VETERAN striker Gilbert “Chinaman” Mushangazhike, who turns 38 today, always curves a banana smile when passing a greeting.
REPORT BY ALBERT MARUFU
However, in the eyes of this famous goal poacher, there appears to be that faraway look, asking what went wrong in an accolades-filled career.
It is that football career, spanning 20-years that saw him gracing the covers of famous football magazines, driving posh cars and some fans falling in love with his type of play, to the extent of giving him the moniker “Delicious.”
Then the dreadlocked former Warrior was on the books of glamour clubs, among them German side Emden Kickers, South Africa’s Orlando Pirates, Manning Rangers and Chinese side Jiangsu Sainty.
Mushangazhike finished among the top scorers in South Africa on three concecutive occassions, scoring 17 times in 1998/99, 22 goals 2000/01 and 14 goals in 2001/02 seasons.
Today the Mbare resident celebrates his birthday not in the comfort associated with the German, South Africa and Chinese clubs, but in the confines of the dusty One Commando Barracks Stadium, the home of his new club, Black Rhinos.
Questions are being asked on Mushangazhike’s decision to continue playing football, with his detractors suggesting that he is broke.
They point to the highly publicised case in which his ex-wife took him to court for neglecting his children last year, and he pleaded with the courts to be lenient as he was no longer playing football.
Could this be the reason for him resuscitating his playing career, first at Division One side Power Master and now Black Rhinos when most of his former teammates have graduated into coaching?

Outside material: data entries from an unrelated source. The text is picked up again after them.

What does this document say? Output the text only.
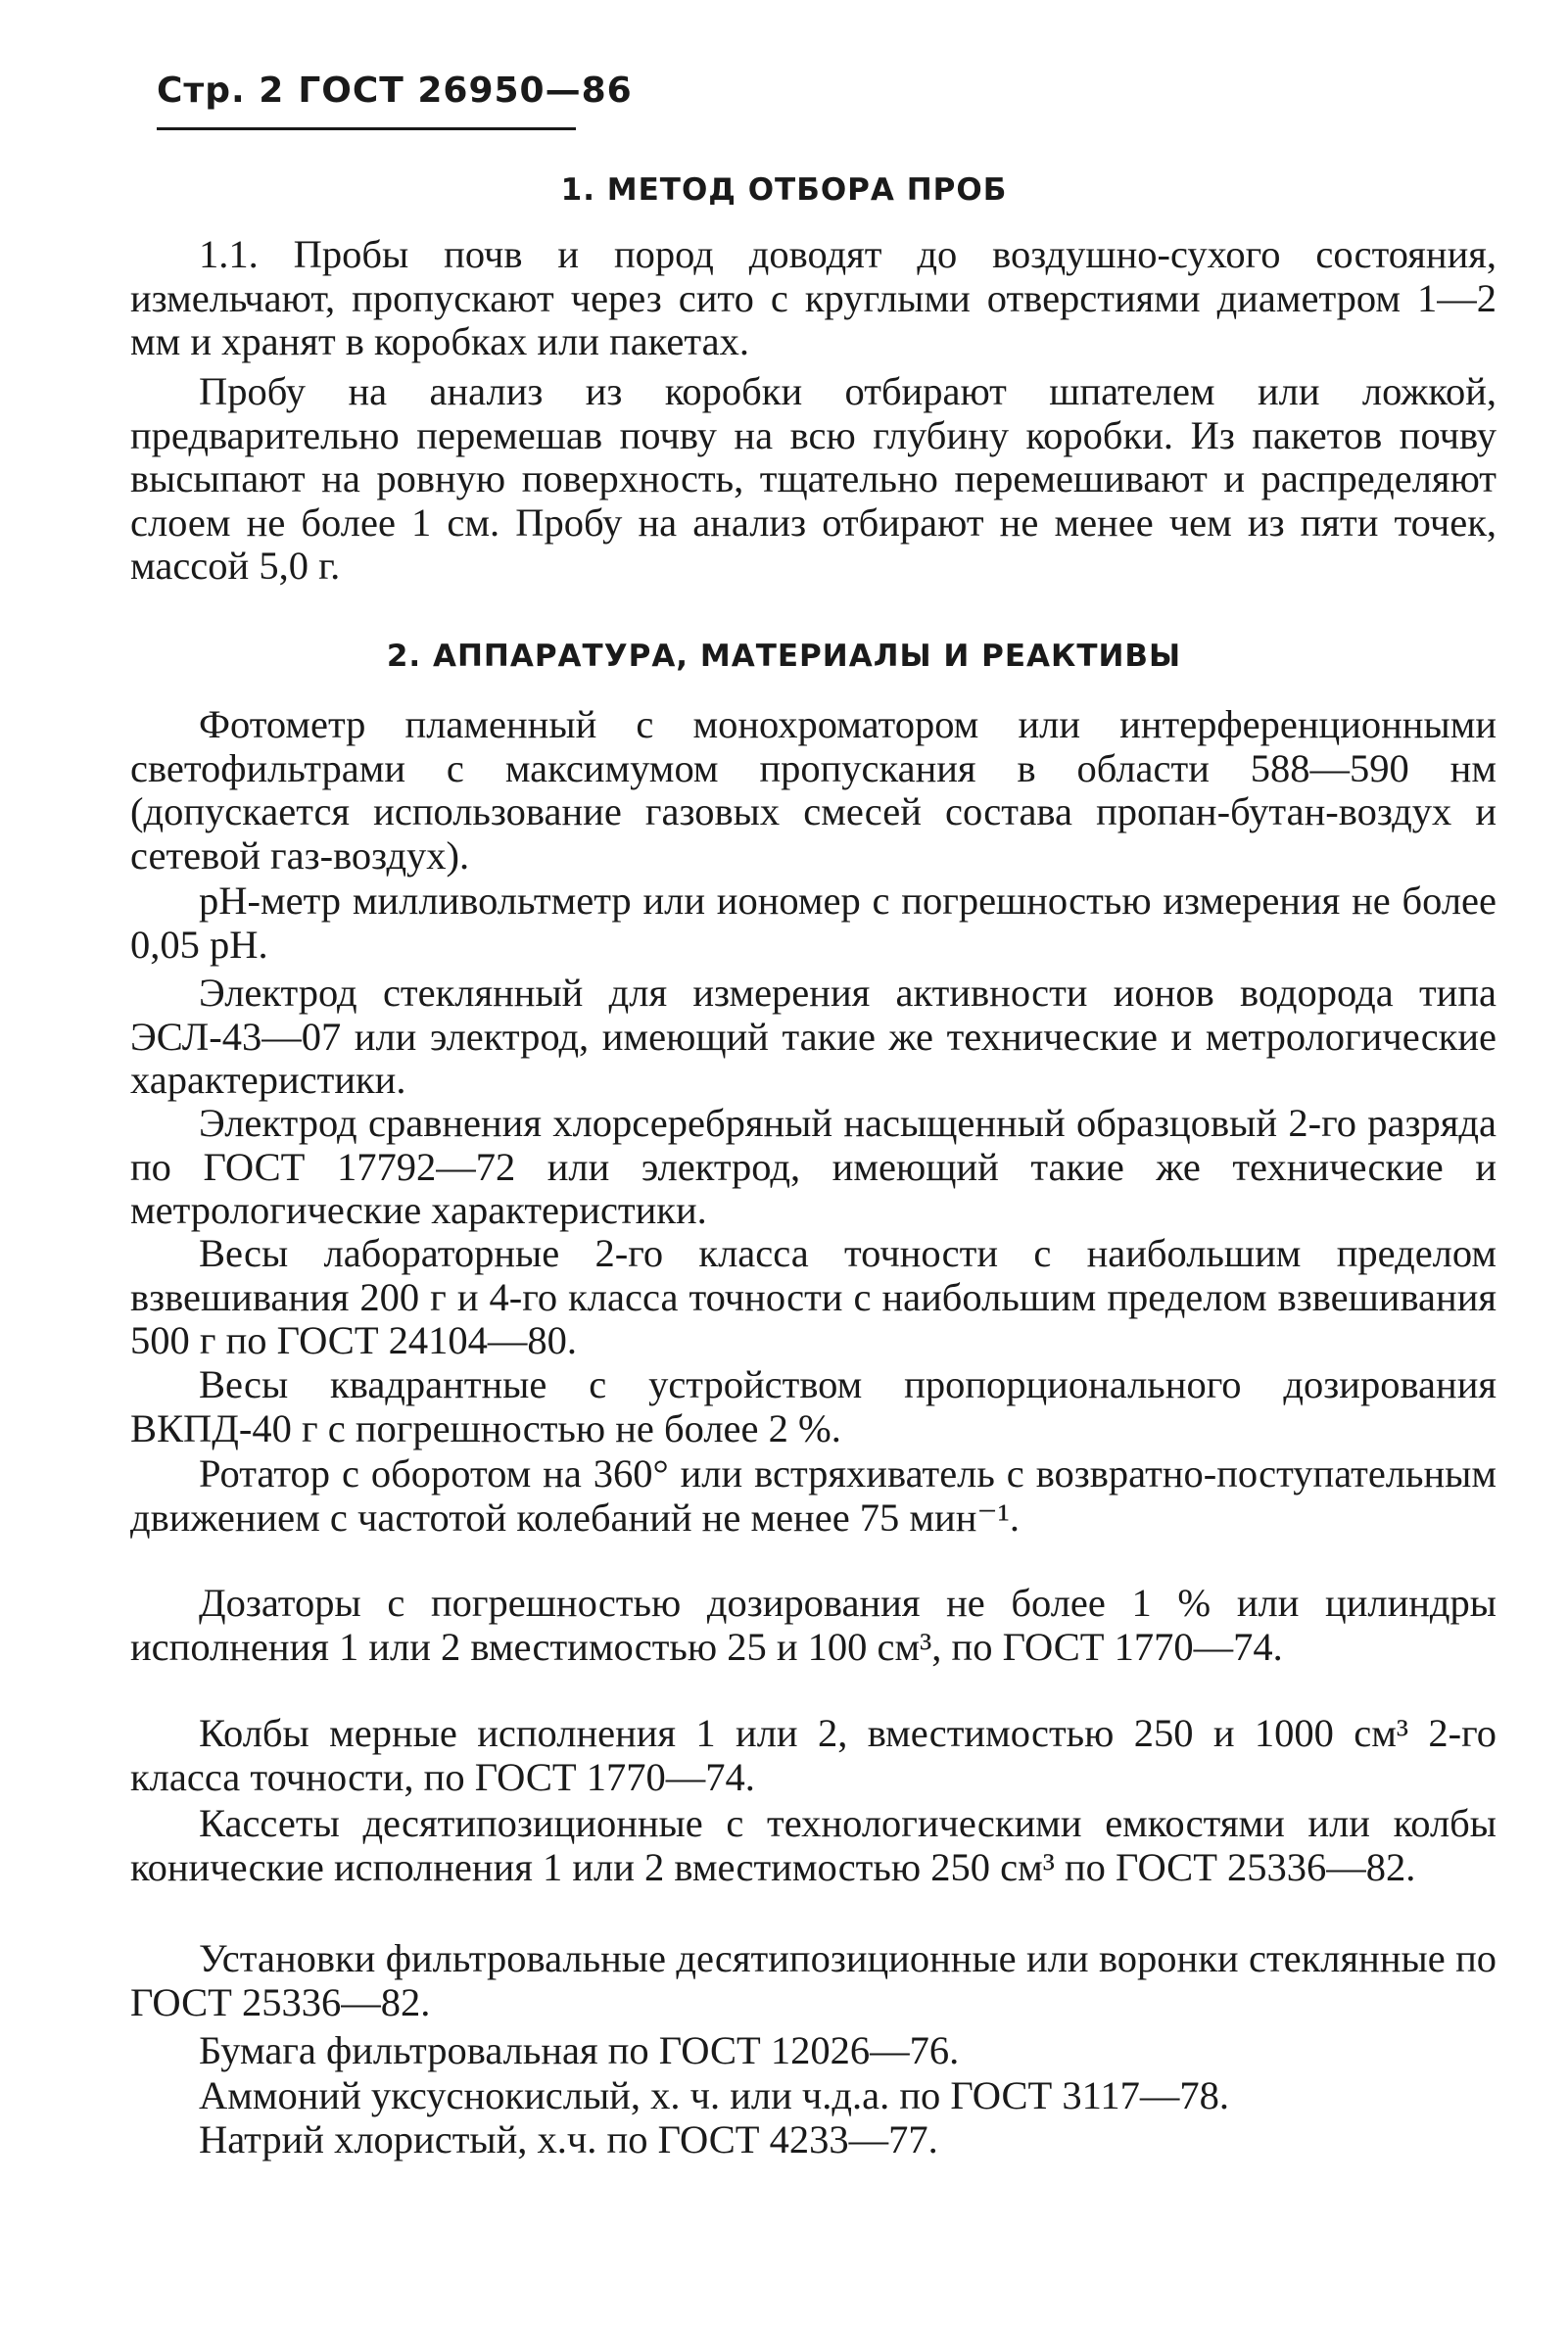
Стр. 2 ГОСТ 26950—86
1. МЕТОД ОТБОРА ПРОБ

1.1. Пробы почв и пород доводят до воздушно-сухого состояния, измельчают, пропускают через сито с круглыми отверстиями диаметром 1—2 мм и хранят в коробках или пакетах.

Пробу на анализ из коробки отбирают шпателем или ложкой, предварительно перемешав почву на всю глубину коробки. Из пакетов почву высыпают на ровную поверхность, тщательно перемешивают и распределяют слоем не более 1 см. Пробу на анализ отбирают не менее чем из пяти точек, массой 5,0 г.

2. АППАРАТУРА, МАТЕРИАЛЫ И РЕАКТИВЫ

Фотометр пламенный с монохроматором или интерференционными светофильтрами с максимумом пропускания в области 588—590 нм (допускается использование газовых смесей состава пропан-бутан-воздух и сетевой газ-воздух).

рН-метр милливольтметр или иономер с погрешностью измерения не более 0,05 рН.

Электрод стеклянный для измерения активности ионов водорода типа ЭСЛ-43—07 или электрод, имеющий такие же технические и метрологические характеристики.

Электрод сравнения хлорсеребряный насыщенный образцовый 2-го разряда по ГОСТ 17792—72 или электрод, имеющий такие же технические и метрологические характеристики.

Весы лабораторные 2-го класса точности с наибольшим пределом взвешивания 200 г и 4-го класса точности с наибольшим пределом взвешивания 500 г по ГОСТ 24104—80.

Весы квадрантные с устройством пропорционального дозирования ВКПД-40 г с погрешностью не более 2 %.

Ротатор с оборотом на 360° или встряхиватель с возвратно-поступательным движением с частотой колебаний не менее 75 мин⁻¹.

Дозаторы с погрешностью дозирования не более 1 % или цилиндры исполнения 1 или 2 вместимостью 25 и 100 см³, по ГОСТ 1770—74.

Колбы мерные исполнения 1 или 2, вместимостью 250 и 1000 см³ 2-го класса точности, по ГОСТ 1770—74.

Кассеты десятипозиционные с технологическими емкостями или колбы конические исполнения 1 или 2 вместимостью 250 см³ по ГОСТ 25336—82.

Установки фильтровальные десятипозиционные или воронки стеклянные по ГОСТ 25336—82.

Бумага фильтровальная по ГОСТ 12026—76.

Аммоний уксуснокислый, х. ч. или ч.д.а. по ГОСТ 3117—78.

Натрий хлористый, х.ч. по ГОСТ 4233—77.
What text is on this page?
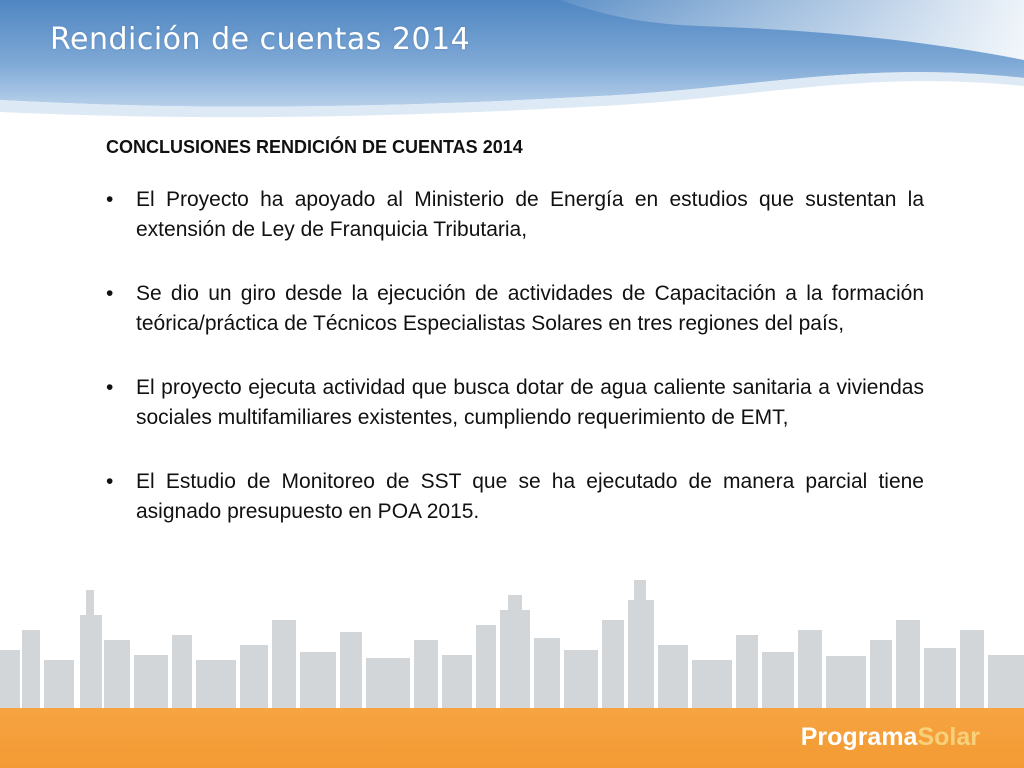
Rendición de cuentas 2014
CONCLUSIONES RENDICIÓN DE CUENTAS 2014
• El Proyecto ha apoyado al Ministerio de Energía en estudios que sustentan la extensión de Ley de Franquicia Tributaria,
• Se dio un giro desde la ejecución de actividades de Capacitación a la formación teórica/práctica de Técnicos Especialistas Solares en tres regiones del país,
• El proyecto ejecuta actividad que busca dotar de agua caliente sanitaria a viviendas sociales multifamiliares existentes, cumpliendo requerimiento de EMT,
• El Estudio de Monitoreo de SST que se ha ejecutado de manera parcial tiene asignado presupuesto en POA 2015.
ProgramaSolar
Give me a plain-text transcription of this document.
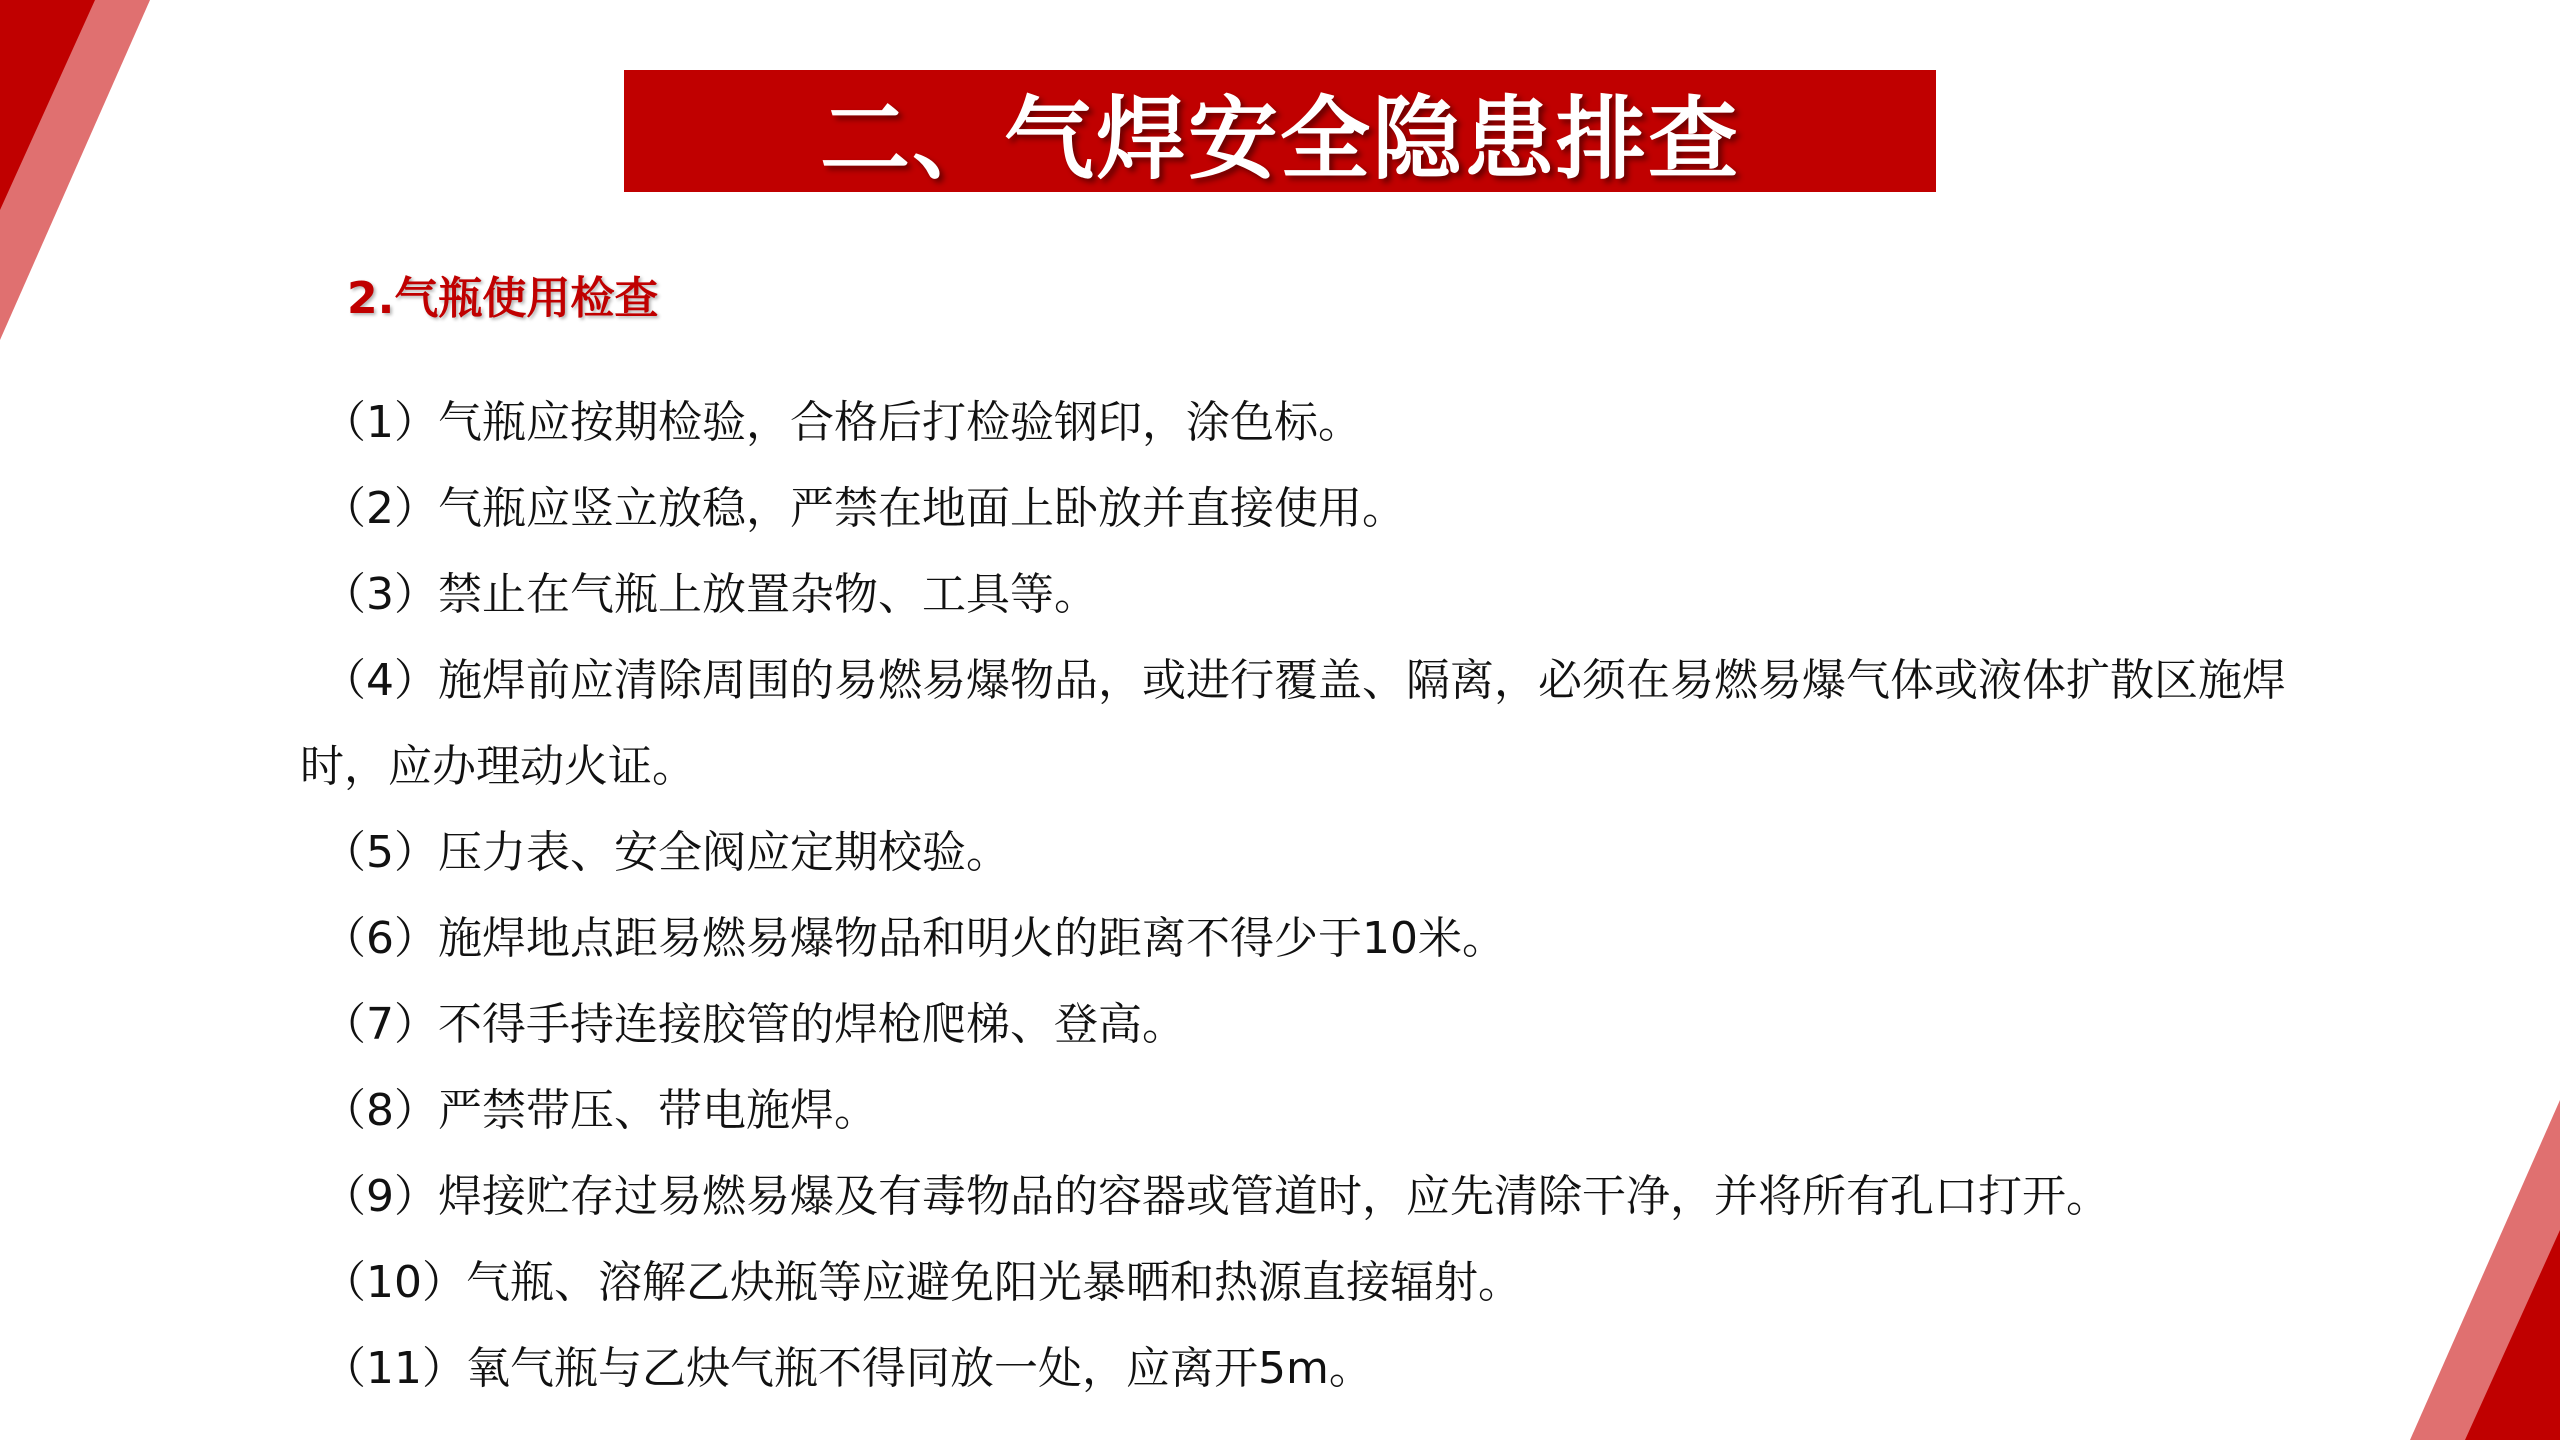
二、气焊安全隐患排查
2.气瓶使用检查
（1）气瓶应按期检验，合格后打检验钢印，涂色标。
（2）气瓶应竖立放稳，严禁在地面上卧放并直接使用。
（3）禁止在气瓶上放置杂物、工具等。
（4）施焊前应清除周围的易燃易爆物品，或进行覆盖、隔离，必须在易燃易爆气体或液体扩散区施焊时，应办理动火证。
（5）压力表、安全阀应定期校验。
（6）施焊地点距易燃易爆物品和明火的距离不得少于10米。
（7）不得手持连接胶管的焊枪爬梯、登高。
（8）严禁带压、带电施焊。
（9）焊接贮存过易燃易爆及有毒物品的容器或管道时，应先清除干净，并将所有孔口打开。
（10）气瓶、溶解乙炔瓶等应避免阳光暴晒和热源直接辐射。
（11）氧气瓶与乙炔气瓶不得同放一处，应离开5m。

“It is not a decision influenced by money at all. I have made my investments in life, but I do not want to discuss my life with the public. I look after my body well, as I do not drink or smoke.
I think I still have two or three more seasons to play,” said the dreadlocked star.
“Not only do I want to be the oldest player to have played in the local league, but I also want to win something at home. I have won awards while playing in foreign lands, but not at home.”
The holder of CAF Level C, Uefa Class C and Holland Discovery coaching certificates feels that he still has the mojo to make local defenders toil.
“I am still intelligent, strong at shooting and heading as well. I don’t drink or smoke and nothing can stop me from playing for the national team again,” he added. His coach at Black Rhinos, Arthur Tutani said; “He is a very punctual player and makes me believe that age is just a number. I think he still has two or three more seasons to play.”
The dreadlocked striker showed that he still has class when he helped his new side Black Rhinos to a rare 2-0 victory over FC Platinum last month.
“I like the body language of players at Black Rhinos. They all want to survive relegation and third position from the bottom is not good at all,” said Mushangazhike.
Though he rates himself highly, Mushangazhike believes his 16-year-old son Busler, who plays for Juventus in the South Africa junior league will surpass his own exploits.
“Busler makes me proud, and he is going to carry the Mushangazhike name forward. My father Arthur, my brothers Kevin, Alwin and myself, all played our part, but I think Busler is going to be the greatest of all Mushangazhikes. I am planning to take him to Germany soon,” he said.
Mushangazhike, who draws inspiration from Reggae music, started his career at the now defunct Fire Batteries, before moving to German side Emden Kickers in 1996.
He then came back home to join the then highflying Blackpool in 1997, before being swooped by South Africa’s Manning Rangers then coached by current Bafana Bafana coach Gordon Igesund.
“I came back to Africa in 1997 and scored eight goals in six games for Blackpool. Rangers scouts who were in the country spotted me,” he said.
In 2003 Mushangazhike joined Chinese side Jiangsu Sainty, where he became an instant hit and won the Player of the Year award before being handed the captain’s armband. He came back to South Africa to join Orlando Pirates in 2007 until 2009, when he was loaned to Mpumalanga Black Aces.
On the future after football, Mushangazhike said; “One can’t predict the future. I have coaching qualifications and once coached Laliga [local team], but at the moment I am playing football.”
Chinaman’s heart bleeds for local football
Mushangazhike added that it was his view that local football was on a downward spiral and needed quick intervention.
“In Zimbabwe we are trying very hard, but we are not improving at all. In South Africa and China they have goals and achieve them which is not the case here. Also, they have more professionals out there than us.
“Junior development is as good as dead and most local soccer academies are just like crèches, where kids just play without any seriousness at all. There is not much sponsorship in our football and players are suffering because of poor remuneration,” he said.